Start early in planning for your child's future, and make regular contributions to the savings accounts you set up.

As a parent opening a savings account in a child’s name may seem like a great way to give Junior a head start on a lifetime of thrift. However, it can come back to haunt families, especially when university years roll around.

Parents have a huge financial burden these days when it comes time for their children to go onto higher education. Unless you are proactive in saving and investing, you may find yourself unprepared for the high cost of tertiary tuition. Start early in planning for your child’s future, and make regular contributions to the accounts you set up. In fact, choosing the wrong savings vehicle for your children’s future cash could cost them thousands in avoidable taxes and missed financial aid.

Fortunately, there are several ways for parents to save that will not put their child’s future financial aid at risk.

The most important factor is to open savings accounts when the children are young to prepare for their future. An account with interest that is compounded monthly is one way to save.
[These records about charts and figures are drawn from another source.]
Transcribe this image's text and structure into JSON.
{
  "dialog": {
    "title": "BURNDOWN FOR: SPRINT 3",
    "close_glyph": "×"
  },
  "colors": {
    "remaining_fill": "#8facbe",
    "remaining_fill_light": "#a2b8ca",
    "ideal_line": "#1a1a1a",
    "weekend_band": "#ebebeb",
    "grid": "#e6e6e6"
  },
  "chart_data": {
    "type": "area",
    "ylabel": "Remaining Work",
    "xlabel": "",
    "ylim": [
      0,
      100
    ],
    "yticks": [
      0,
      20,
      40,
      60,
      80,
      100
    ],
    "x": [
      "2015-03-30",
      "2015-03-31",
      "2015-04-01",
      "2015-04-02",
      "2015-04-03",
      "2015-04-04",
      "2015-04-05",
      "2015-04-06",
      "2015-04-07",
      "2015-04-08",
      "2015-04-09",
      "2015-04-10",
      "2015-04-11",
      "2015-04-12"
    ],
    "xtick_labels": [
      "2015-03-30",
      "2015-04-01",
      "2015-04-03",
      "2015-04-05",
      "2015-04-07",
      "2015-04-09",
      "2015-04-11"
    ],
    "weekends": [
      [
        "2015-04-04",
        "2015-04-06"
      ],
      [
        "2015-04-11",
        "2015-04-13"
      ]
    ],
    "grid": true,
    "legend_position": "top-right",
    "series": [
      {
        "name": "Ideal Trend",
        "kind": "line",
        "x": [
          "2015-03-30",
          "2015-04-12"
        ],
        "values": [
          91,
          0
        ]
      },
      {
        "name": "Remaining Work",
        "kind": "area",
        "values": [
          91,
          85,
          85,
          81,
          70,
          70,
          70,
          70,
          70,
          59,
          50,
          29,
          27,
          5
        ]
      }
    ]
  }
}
Compounding is when the interest earned is combined with the principal, or original investment, and continues accruing interest from that point on.

Remember, you have to go through the entire process of financial planning – right from identifying the goal to deciding on the asset allocation plan; reviewing the performance, recasting the portfolio and so on – just as you would do for your retirement planning.

While drawing up an investment plan, it is best to map out the corpus a child will require in each stage of his or her life. Also, don’t forget to include pre-school costs and extra-curricular activities in the plan.

Over the years, the average age at which a child starts attending school (pre-schools) has come down to two years. Now, pre-schools cost anywhere from R1 000 and R3 000 a month on an average. Once a child turns five, the parents have to choose between a state secondary school that can cost anywhere between R700 and R1 000 a month or a private school that costs about R4000 a month on average.

Then, of course, there are music and drama classes and sport or holiday camps to be paid for. Another factor to be borne in mind while calculating future costs is the inflation in the education sector.

And these amounts increase steadily as the child gets older.

Again, while budgeting for cost of extra-curricular activities, you need to identify say a sport that your child may be inclined towards.

Next, you can try to do some research on the cost of training it may entail. “Sometimes, parents assume that it is beyond their means to provide for a particular aspiration of the child. But penning down the costs and actually reviewing your surpluses and existing resources – investments and savings – can throw up surprising results,” says a financial advisor Lowvelder spoke to.

The type of education you choose for your child is a personal choice. But the one thing is certain and that is that a good education is a long lasting and valuable gift.

How much does a good education cost? No-one can be certain, but in the 15 years to March 2012 ABS data indicates that education costs rose by around 119% compared to just 48% for average inflation. And this pace shows no sign of slowing any time soon.